Melalui Sosialisasi Pengawasan Partisipatif Bawaslu Kota Blitar Mengawal Hak Pilih Penyandang Disabilitas
|
Meningkatkan kesadaran bersama akan pentingnya pengawasan pemilu, Bawaslu Kota Blitar mengajak penyandang disabilitas untuk turut hadir dalam Sosialisasi Pengawasan Partisipatif. Sosialisasi ini mengambil tema Mengawal Hak Pilih Penyandang Disabilitas. Kegiatan ini dilaksanakan di Ruang Sidang Bawaslu Kota Blitar pada hari Kamis (05/10/2023). Bertindak sebagai narasumber pada kegiatan ini adalah Kepala Bakesbangpol Kota Blitar Toto Robandiyo dan Akademisi Universitas Islam Balitar Abdul Aziz Alkaharudin.
Roma Hudi Fitrianto selaku ketua Bawaslu Kota Blitar memberikan sambutan dan menyatakan bahwa tujuan diselenggarakannya kegiatan ini agar para penyandang disabilitas dapat ikut serta melibatkan diri secara aktif dalam Pemilu 2024. “Dalam Pemilu, disabilitas juga memiliki hak yang sama untuk memberikan suaranya, maka hak- hak disabilitas juga harus dipenuhi” tutur Roma.
Sulaksono, selaku Kepala Bidang Pelayanan dan Rehabilitasi Dinas Sosial Kota Blitar berkesempatan untuk membuka kegiatan ini.
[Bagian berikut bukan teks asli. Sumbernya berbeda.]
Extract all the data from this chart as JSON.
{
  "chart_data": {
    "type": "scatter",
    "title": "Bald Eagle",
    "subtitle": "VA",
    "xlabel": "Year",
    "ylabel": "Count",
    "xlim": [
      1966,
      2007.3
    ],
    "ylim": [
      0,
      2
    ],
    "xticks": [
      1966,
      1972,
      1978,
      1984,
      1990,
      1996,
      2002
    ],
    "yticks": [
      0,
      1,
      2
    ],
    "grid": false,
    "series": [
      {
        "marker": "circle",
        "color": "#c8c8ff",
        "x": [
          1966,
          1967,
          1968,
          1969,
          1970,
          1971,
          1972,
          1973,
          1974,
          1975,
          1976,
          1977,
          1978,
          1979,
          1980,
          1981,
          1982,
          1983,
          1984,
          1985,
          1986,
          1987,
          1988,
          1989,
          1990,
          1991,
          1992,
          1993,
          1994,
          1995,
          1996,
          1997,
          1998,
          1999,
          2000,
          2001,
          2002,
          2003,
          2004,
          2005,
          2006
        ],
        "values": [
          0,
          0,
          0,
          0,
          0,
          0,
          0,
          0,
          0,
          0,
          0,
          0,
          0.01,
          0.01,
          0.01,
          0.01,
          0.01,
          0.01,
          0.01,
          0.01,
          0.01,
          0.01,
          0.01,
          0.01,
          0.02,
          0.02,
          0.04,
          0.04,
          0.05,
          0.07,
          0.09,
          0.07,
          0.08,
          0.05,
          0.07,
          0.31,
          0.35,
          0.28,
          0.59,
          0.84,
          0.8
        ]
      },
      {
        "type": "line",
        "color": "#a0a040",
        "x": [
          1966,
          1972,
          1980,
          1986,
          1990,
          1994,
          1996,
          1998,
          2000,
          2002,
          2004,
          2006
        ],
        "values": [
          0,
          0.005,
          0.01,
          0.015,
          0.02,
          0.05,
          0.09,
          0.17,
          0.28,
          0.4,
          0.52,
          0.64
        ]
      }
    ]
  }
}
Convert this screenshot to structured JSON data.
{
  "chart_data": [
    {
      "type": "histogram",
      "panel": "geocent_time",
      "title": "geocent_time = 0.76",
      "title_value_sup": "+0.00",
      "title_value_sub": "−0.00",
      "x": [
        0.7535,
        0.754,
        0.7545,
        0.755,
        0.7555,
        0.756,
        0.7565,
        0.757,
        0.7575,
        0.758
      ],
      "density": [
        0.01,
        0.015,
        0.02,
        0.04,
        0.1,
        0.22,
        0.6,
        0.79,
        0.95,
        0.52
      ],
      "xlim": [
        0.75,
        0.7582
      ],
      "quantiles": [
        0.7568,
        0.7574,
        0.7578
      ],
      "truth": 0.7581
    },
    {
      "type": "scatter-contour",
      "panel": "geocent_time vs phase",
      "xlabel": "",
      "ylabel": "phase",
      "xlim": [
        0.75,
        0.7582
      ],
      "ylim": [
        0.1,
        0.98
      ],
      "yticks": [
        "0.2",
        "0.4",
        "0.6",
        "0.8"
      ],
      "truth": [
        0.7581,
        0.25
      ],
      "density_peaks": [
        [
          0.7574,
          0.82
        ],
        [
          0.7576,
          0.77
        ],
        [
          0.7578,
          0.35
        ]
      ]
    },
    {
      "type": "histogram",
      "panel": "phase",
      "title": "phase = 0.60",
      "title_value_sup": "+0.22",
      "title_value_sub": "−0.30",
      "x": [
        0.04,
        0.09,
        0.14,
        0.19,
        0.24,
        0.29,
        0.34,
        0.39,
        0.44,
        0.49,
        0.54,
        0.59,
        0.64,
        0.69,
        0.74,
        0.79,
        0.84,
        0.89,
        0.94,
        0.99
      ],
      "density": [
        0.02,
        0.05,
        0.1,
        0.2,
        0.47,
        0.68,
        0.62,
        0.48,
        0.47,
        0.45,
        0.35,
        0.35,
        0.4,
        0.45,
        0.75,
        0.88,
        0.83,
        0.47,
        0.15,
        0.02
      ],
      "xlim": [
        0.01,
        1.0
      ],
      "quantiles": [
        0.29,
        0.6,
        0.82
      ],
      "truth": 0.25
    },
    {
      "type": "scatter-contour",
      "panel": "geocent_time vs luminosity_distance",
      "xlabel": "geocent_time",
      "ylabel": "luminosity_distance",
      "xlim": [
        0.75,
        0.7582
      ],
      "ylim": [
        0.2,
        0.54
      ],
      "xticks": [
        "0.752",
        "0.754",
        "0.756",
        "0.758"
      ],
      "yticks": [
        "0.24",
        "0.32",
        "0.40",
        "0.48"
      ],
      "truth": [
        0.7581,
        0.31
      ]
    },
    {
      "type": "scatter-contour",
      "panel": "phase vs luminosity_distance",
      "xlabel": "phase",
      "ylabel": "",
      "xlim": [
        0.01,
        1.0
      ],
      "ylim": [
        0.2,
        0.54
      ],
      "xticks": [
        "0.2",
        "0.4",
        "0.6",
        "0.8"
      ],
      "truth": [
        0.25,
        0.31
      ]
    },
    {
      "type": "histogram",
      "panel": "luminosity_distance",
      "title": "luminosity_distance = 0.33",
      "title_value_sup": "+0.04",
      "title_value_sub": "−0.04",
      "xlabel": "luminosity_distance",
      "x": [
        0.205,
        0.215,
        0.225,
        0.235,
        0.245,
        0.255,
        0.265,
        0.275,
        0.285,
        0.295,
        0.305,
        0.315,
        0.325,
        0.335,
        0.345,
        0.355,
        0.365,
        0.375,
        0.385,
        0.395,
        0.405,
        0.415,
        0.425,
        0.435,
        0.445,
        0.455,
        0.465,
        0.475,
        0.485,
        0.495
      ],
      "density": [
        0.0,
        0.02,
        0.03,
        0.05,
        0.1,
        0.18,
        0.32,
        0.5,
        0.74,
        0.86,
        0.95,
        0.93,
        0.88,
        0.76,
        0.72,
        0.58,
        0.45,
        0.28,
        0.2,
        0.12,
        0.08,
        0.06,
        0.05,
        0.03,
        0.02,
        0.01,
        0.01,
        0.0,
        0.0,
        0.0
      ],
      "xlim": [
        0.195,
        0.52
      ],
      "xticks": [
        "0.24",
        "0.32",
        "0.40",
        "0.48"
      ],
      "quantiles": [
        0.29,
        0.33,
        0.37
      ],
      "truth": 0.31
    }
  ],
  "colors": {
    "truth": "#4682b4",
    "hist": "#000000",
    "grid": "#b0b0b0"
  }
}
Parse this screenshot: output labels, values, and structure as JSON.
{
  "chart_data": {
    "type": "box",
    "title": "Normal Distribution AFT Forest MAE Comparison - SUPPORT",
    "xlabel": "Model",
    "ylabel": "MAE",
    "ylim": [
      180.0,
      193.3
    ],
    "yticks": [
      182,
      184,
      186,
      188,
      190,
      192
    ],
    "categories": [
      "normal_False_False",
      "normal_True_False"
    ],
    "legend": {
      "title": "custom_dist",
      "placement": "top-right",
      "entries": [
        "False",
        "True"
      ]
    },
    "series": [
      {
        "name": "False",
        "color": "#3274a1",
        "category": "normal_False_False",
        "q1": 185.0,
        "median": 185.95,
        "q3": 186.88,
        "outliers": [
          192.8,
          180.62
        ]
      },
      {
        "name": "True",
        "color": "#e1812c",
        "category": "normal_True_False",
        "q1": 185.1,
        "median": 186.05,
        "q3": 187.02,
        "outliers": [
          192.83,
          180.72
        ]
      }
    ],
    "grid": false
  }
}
Ia menyampaikan bahwa Dinas Sosial selalu hadir dalam kegiatan yang melibatkan disabilitas, dalam pelaksanaannya ia berpesan bahwa instansi lain juga memiliki kesempatan yang sama agar dapat memberikan pendampingan untuk menyalurkan informasi serta sarana kepada para penyandang disabilitas. Sehingga peran serta pemerintah dapat merata untuk mewujudkan Kota Blitar yang ramah bagi disabilitas.
Pada sesi materi dan diskusi Toto Robandiyo memberikan materi tentang hak disabilitas.”Kita harus mengedepankan keinginan dan partisipasi masyarakat dalam pemilu dengan memenuhi fasilitas yang dibutuhkan saat menyalurkan hak pilih” ujar Toto. Ia berharap partisipasi masyarakat termasuk disabilitas dapat meningkat pada Pemilu di tahun 2024.
Abdul Aziz Alkahardin menyampaikan pesan dalam materi yang ia sampaikan agar peserta yang hadir pada kegiatan ini untuk menggunakan hak pilihnya dengan bijak.
“Jangan Golput! Karena suara kita yang akan menentukan kebijakan politik mana yang akan dilaksanakan kedepannya” pesan Aziz.
Kegiatan sosalisasi ini mengundang antusiasme dari peserta untuk memberikan pertanyaan dan saran. Dengan adanya kegiatan yang melibatkan disabilitas ini diharapkan semua aspirasi yang sudah disampaikan dapat ditampung untuk menciptakan Pemilu yang adil dan meningkatkan partisipasi dari penyandang disabilitas.